Première greffe de foie en Algérie annoncée par Saïhi

Le ministre de la Santé, Abdelhak Saihi, a annoncé récemment la réussite de la première greffe de foie en Algérie. Cette opération, réalisée dans un établissement hospitalier public, marque une avancée significative pour le système de santé national. Selon les informations relayées par horizons.dz, cette intervention ouvre la voie à une prise en charge locale des maladies hépatiques graves, jusqu’ici traitées à l’étranger.

Une opération réalisée dans un hôpital algérois

Le patient, dont l’identité n’a pas été révélée, souffrait d’une cirrhose avancée, une pathologie qui touche des milliers d’Algériens chaque année. Avant cette première, les malades nécessitant une greffe de foie devaient se rendre à l’étranger, principalement en France ou en Tunisie, pour bénéficier de soins adaptés. Cette dépendance engendrait des coûts élevés pour les familles et des délais d’attente souvent critiques.

Un pas vers l’autonomie sanitaire

Le ministre a également souligné l’importance du don d’organes, un enjeu crucial pour le développement des greffes en Algérie. Actuellement, le pays compte un faible taux de donneurs, en raison de barrières culturelles et d’un manque de sensibilisation. Pour y remédier, le ministère de la Santé a lancé une campagne nationale en partenariat avec des associations et des mosquées. L’objectif est d’informer la population sur les conditions légales du don, notamment la nécessité d’un consentement explicite du défunt ou de sa famille.

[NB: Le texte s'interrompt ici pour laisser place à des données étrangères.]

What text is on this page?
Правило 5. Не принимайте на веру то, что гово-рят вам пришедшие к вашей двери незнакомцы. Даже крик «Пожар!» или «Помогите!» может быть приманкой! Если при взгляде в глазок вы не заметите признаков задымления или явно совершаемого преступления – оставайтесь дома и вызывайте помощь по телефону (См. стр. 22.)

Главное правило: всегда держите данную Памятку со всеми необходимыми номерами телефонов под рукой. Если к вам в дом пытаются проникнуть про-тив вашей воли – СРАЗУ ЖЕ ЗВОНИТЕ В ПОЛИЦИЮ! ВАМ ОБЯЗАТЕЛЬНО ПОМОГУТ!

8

Des défis logistiques et éthiques

Les entreprises pharmaceutiques américaines, citées par Algerie Eco, ont manifesté leur intérêt pour soutenir l’innovation dans le secteur de la santé en Algérie. Ces partenariats pourraient faciliter l’accès aux médicaments immunosuppresseurs, essentiels pour éviter le rejet des organes greffés. Cependant, les négociations sont encore en cours, et aucun accord concret n’a été annoncé à ce jour.

Un impact sur les maladies chroniques

Les spécialistes insistent sur la nécessité de renforcer la prévention, notamment par des campagnes de dépistage et de vaccination contre l’hépatite B. Le ministère de la Santé a récemment intégré ces vaccins dans le calendrier national, mais leur couverture reste inégale selon les régions.

Prochaines étapes

Pour les patients, cette première greffe de foie est un signe encourageant. Elle démontre que l’Algérie dispose désormais des compétences et des infrastructures nécessaires pour réaliser des interventions complexes. Reste à consolider ces acquis et à garantir un accès équitable aux soins pour tous les citoyens.